L'autre aspect singulier de ses œuvres est d'ailleurs leur capacité à lier le poétique et le politique. Les films de Debord allient une profonde mélancolie, signe de la conscience de l'écoulement du temps, à une froide observation critique des modes de fonctionnement de la société dite du spectacle. De façon provocatrice, on peut souligner que ce sont des œuvres qui développent leur propre propagande. Sans pour autant présenter la faiblesse didactique des créations militantes. Elles sont en équilibre entre une autonomie esthétique moderne (récusée) et une instrumentalisation de l'art (à vide puisqu'elles ne se mettent pas au service d'un parti révolutionnaire). Elles sont autocritiques puisqu'elles doivent être dépassées. En fait, elles sont gouvernées par la négativité car leur horizon est la transformation radicale des conditions de vie.

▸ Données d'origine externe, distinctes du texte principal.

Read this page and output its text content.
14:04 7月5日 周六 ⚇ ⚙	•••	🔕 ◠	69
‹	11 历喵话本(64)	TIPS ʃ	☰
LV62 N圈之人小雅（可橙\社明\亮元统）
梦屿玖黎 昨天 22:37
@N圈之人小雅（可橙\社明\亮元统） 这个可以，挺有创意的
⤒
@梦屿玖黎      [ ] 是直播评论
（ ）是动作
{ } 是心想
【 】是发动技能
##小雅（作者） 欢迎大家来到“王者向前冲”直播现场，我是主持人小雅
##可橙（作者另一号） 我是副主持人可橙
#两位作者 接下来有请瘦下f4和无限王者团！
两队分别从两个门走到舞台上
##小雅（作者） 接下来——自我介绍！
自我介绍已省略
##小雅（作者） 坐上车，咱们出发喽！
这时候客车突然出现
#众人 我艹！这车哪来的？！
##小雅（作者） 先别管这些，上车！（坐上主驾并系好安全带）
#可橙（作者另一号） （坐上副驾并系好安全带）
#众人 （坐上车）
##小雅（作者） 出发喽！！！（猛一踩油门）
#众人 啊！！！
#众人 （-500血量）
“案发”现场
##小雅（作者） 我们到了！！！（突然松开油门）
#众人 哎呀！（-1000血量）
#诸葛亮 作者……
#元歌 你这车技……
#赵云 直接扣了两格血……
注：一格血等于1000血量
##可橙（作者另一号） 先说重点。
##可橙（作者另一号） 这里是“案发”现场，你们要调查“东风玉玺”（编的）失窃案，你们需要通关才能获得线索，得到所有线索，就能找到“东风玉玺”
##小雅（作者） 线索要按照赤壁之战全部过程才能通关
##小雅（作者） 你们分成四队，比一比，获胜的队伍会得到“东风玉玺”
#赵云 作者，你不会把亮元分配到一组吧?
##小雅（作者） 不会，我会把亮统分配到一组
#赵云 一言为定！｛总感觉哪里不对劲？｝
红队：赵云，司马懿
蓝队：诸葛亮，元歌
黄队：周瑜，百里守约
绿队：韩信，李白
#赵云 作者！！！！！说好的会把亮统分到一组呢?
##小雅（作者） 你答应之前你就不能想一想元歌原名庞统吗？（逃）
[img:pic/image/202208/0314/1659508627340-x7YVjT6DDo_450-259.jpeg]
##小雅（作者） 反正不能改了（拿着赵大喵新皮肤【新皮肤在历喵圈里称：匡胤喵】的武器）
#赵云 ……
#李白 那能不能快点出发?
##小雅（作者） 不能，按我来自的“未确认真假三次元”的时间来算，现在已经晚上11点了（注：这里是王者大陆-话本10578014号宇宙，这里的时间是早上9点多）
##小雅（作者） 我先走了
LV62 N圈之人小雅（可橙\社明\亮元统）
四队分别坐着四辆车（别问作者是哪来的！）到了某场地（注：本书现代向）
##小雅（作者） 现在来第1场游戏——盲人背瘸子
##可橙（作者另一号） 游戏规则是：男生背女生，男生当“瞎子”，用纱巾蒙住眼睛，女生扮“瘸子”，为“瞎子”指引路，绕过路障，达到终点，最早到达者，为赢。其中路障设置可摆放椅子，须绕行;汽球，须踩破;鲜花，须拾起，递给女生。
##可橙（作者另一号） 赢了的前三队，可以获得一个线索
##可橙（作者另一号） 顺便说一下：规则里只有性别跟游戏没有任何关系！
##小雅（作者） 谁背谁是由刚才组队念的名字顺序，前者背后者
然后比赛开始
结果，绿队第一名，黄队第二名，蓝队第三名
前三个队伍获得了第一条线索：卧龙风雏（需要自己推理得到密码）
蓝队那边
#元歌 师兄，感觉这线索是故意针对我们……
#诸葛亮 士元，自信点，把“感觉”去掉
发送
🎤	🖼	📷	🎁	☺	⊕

MT : Tu es un jeune historien de l’art, membre de plusieurs jurys très «en pointe» dans la création artistique actuelle. Quel lien fais-tu entre le cinéma du type de celui de Guy Debord et l’art contemporain ?

FD : L'usage d'images existantes est devenu un gimmick de l'art contemporain. À ce titre, le détournement n'a plus la même fonction dialectique de renversement. Il s'inscrit plutôt dans la tradition moderne du collage et du ready-made. Cette indistinction est peut-être erronée historiquement. Mais elle est effective dans le registre de la contemporanéité. Ces vingt dernières années, beaucoup d'artistes ont fait appel à des images déjà filmées, notamment dans le registre de la vidéo. Cette expansion était inévitable, en raison du développement sans précédent de la circulation des images. Debord aura anticipé cette logique des flux, mais en pensant que la réutilisation des images était une marque de leur dévaluation, au profit par exemple de la bande-son. Aujourd'hui, il est possible de constater que le fétichisme des images n'a pas été altéré. Et l'aura que Debord connaît dans le champ de l'art contemporain relève souvent de la méprise. Quoi qu'il en soit, cette dépossession n'est pas à déplorer. Elle fait partie du jeu de la postérité. Et il faut ajouter que l'influence de Debord s'exerce également sur un mode plus clandestin. Son cinéma est alors un formidable vecteur de sa praxis.